BTW in my team we actually write with Spark to HDFS and use DISTCP jobs (specifically s3-dist-cp) in production to copy the files to S3 but this is done for several other reasons (consistency, fault tolerance) so it is not necessary.. you can write to S3 pretty fast using what I suggested.

7
votes

I had similar use case where I used spark to write to s3 and had performance issue. Primary reason was spark was creating lot of zero byte part files and replacing temp files to actual file name was slowing down the write process. Tried below approach as work around

  1. Write output of spark to HDFS and used Hive to write to s3. Performance was much better as hive was creating less number of part files. Problem I had is(also had same issue when using spark), delete action on Policy was not provided in prod env because of security reasons. S3 bucket was kms encrypted in my case.

  2. Write spark output to HDFS and Copied hdfs files to local and used aws s3 copy to push data to s3. Had second best results with this approach. Created ticket with Amazon and they suggested to go with this one.

  3. Use s3 dist cp to copy files from HDFS to S3. This was working with no issues, but not performant

7
votes

The direct committer was pulled from spark as it wasn't resilient to failures. I would strongly advice against using it.

There is work ongoing in Hadoop, s3guard, to add 0-rename committers, which will be O(1) and fault tolerant; keep an eye on HADOOP-13786.

Ignoring "the Magic committer" for now, the Netflix-based staging committer will ship first (hadoop 2.9? 3.0?)

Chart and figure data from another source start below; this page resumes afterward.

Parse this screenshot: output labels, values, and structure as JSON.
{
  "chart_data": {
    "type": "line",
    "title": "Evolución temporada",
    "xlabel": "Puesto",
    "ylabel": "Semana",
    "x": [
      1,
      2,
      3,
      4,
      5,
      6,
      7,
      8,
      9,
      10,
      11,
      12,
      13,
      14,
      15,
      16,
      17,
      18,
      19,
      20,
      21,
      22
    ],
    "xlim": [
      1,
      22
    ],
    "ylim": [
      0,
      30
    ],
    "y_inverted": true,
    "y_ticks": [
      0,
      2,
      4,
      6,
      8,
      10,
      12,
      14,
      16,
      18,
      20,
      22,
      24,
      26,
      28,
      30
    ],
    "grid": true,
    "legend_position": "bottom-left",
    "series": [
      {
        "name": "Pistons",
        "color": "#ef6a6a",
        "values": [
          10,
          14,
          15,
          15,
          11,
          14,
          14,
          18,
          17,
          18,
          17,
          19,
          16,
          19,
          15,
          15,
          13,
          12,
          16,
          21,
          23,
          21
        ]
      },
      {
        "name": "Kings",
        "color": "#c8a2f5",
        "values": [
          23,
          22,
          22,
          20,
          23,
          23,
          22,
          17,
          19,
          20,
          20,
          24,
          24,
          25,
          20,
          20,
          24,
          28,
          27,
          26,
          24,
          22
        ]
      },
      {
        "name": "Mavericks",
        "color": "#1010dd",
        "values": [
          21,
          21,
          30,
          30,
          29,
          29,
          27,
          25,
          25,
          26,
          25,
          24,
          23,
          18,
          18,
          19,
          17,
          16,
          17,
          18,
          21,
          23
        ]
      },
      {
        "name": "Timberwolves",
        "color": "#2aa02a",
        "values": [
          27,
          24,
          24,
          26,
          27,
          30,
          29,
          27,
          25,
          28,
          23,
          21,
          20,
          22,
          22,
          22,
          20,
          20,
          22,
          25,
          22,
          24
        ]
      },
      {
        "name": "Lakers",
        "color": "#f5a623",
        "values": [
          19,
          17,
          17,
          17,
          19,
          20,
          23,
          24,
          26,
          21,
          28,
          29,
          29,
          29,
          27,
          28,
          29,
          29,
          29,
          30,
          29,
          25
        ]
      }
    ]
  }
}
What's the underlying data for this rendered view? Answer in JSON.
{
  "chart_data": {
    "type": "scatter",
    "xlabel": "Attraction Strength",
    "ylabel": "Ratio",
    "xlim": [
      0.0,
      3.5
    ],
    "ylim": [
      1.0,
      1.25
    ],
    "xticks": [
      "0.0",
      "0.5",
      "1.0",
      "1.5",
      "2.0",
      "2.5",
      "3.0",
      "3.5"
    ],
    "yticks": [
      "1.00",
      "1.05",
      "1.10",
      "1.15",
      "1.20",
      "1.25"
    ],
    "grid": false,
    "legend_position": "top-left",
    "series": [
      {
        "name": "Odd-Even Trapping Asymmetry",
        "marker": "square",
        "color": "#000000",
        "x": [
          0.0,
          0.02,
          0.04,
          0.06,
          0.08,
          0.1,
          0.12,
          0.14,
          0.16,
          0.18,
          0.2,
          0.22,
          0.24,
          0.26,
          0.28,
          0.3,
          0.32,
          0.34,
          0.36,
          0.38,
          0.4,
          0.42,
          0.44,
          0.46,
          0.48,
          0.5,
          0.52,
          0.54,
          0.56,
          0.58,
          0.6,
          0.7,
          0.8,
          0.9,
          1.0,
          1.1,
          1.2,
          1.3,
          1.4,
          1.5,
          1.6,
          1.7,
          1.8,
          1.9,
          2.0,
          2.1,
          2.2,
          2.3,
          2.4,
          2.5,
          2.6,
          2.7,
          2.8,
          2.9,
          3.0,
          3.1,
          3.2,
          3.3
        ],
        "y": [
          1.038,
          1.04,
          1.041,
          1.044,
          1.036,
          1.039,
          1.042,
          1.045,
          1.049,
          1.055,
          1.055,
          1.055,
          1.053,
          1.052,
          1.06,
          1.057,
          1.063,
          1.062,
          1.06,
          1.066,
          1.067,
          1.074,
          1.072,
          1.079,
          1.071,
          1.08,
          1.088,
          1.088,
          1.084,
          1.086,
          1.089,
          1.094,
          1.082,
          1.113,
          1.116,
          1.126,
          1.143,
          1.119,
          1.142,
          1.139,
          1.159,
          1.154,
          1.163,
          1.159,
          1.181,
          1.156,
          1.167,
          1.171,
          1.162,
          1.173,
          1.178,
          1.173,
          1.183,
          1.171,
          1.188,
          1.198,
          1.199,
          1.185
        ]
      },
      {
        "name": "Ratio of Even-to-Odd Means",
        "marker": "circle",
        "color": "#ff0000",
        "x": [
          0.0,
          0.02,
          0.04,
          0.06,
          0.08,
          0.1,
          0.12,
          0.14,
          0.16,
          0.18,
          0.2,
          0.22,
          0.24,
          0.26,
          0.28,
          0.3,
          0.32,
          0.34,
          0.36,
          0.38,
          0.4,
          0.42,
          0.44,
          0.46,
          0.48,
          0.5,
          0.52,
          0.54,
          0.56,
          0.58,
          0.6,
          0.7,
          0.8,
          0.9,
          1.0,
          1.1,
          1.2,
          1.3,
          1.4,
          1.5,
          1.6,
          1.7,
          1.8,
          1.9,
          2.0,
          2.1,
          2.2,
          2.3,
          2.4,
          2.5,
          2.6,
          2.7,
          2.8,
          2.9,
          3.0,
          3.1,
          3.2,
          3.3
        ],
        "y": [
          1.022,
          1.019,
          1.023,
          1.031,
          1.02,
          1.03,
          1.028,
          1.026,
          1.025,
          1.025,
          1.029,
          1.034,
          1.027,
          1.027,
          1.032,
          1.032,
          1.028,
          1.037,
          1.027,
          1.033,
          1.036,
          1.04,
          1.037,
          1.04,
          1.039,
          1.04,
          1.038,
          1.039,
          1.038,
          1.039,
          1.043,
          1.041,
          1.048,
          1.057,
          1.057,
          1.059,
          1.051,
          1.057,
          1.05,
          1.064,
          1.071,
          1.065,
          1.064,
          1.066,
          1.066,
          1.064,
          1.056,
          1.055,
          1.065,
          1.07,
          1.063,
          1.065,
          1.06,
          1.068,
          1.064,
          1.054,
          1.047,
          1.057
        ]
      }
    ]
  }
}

  1. This writes the work to the local FS, in task commit
  2. issues uncommitted multipart put operations to write the data, but not materialize it.
  3. saves the information needed to commit the PUT to HDFS, using the original "algorithm 1" file output committer
  4. Implements a job commit which uses the file output commit of HDFS to decide which PUTs to complete, and which to cancel.

Result: task commit takes data/bandwith seconds, but job commit takes no longer than the time to do 1-4 GETs on the destination folder and a POST for every pending file, the latter being parallelized.

You can pick up the committer which this work is based on, from netflix, and probably use it in spark today. Do set the file commit algorithm = 1 (should be the default) or it wont actually write the data.

2
votes

I was the same issue, I found a solution to change the s3 protocol, originally i was using s3a:// for read and write the data, then I changed to only s3:// and it works perfect, actually my process appends data.

1
votes

What do you see in spark output? If you see lots of rename operations, read this

1
votes

We experienced the same on Azure using Spark on WASB. We finally decided to not use the distrbitued storage directly with spark. We did spark.write to a real hdfs:// destination and develop a specific tool that do : hadoop copyFromLocal hdfs:// wasb:// The HDFS is then our temporary buffer before archiving to WASB (or S3).

0
votes

How large is the file(s) you are writing too? Having one core writing to a very large file is going to be much slower than splitting the file up and have multiple workers write out smaller files.